Nevada rancher Cliven Bundy became a hero in some libertarian and conservative circles for his standoff with federal authorities over grazing rights earlier this month. But then he kept talking. The New York Times today quotes him thusly:
- “I want to tell you one more thing I know about the Negro,” he said. Referencing a public-housing project he once saw in North Las Vegas, he continued: "In front of that government house the door was usually open and the older people and the kids—and there is always at least a half a dozen people sitting on the porch—they didn’t have nothing to do. They didn’t have nothing for their kids to do. They didn’t have nothing for their young girls to do."
- It gets worse: “And because they were basically on government subsidy, so now what do they do? They abort their young children, they put their young men in jail, because they never learned how to pick cotton. And I’ve often wondered, are they better off as slaves, picking cotton and having a family life and doing things, or are they better off under government subsidy? They didn’t get no more freedom. They got less freedom.”

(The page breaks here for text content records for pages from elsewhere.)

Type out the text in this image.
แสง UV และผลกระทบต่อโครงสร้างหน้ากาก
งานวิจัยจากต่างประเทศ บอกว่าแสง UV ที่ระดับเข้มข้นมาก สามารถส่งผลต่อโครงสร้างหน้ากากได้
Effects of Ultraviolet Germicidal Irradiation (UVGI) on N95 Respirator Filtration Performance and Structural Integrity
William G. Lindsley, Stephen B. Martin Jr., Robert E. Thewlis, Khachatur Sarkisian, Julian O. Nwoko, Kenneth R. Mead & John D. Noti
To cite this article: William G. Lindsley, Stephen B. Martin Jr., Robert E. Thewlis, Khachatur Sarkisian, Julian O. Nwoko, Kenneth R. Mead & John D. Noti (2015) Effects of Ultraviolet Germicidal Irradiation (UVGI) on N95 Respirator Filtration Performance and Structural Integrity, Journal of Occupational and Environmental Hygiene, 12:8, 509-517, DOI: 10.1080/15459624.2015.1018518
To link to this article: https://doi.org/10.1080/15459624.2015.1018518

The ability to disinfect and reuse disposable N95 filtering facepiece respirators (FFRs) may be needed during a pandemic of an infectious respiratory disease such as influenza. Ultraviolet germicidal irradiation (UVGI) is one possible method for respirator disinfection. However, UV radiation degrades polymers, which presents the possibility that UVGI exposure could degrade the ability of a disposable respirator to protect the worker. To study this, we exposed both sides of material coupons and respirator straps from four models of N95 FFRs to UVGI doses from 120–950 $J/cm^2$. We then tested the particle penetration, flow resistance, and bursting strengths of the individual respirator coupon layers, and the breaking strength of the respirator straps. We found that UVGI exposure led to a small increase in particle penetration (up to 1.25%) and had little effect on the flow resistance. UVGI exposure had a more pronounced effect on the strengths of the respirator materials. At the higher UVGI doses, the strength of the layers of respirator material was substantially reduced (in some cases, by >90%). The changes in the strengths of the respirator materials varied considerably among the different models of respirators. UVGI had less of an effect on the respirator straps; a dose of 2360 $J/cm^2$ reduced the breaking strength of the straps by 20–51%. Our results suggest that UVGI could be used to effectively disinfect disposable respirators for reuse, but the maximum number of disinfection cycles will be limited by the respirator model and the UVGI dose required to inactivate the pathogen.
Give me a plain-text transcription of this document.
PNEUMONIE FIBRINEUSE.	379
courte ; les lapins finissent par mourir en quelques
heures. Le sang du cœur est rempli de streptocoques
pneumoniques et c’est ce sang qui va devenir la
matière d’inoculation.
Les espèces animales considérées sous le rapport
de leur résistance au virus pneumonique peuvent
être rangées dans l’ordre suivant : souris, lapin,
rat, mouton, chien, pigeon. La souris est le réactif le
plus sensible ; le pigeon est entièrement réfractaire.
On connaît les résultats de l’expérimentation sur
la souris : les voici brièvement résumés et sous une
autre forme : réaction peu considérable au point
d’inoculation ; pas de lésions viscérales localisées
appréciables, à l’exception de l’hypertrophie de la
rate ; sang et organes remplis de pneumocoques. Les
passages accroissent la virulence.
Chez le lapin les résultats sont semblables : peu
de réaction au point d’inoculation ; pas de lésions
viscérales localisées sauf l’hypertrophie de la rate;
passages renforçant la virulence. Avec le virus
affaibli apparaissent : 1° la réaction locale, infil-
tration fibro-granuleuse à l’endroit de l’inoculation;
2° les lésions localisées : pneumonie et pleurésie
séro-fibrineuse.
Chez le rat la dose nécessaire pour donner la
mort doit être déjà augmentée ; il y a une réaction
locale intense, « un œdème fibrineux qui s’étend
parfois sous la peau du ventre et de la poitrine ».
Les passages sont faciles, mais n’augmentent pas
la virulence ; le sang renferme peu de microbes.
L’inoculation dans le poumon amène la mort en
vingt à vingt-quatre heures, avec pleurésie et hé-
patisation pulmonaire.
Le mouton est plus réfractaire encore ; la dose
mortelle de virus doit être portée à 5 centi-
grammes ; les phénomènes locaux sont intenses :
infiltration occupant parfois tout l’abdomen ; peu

The upshot is that he "just ruined his cause," declared the conservative National Journal in a headline. Rand Paul, who repeatedly defended Bundy amid the standoff, issued a statement asserting that Bundy's "remarks on race are offensive and I wholeheartedly disagree with him." Nevada Sen. Dean Heller, who previously called Bundy and his supporters "patriots," said that he "completely disagrees with Mr. Bundy's appalling and racist statements, and condemns them in the most strenuous way." Vanity Fair notes, however, that most mainstream conservative lawmakers shied away from Bundy, and that his "situation did not become a rallying cry for the broader Republican Party." Meanwhile, conservative radio host Dana Loesch, who defended Bundy on Fox News, blamed the Times for taking advantage of an "old man rancher" who "isn't trained to express himself perfectly," reports Politico.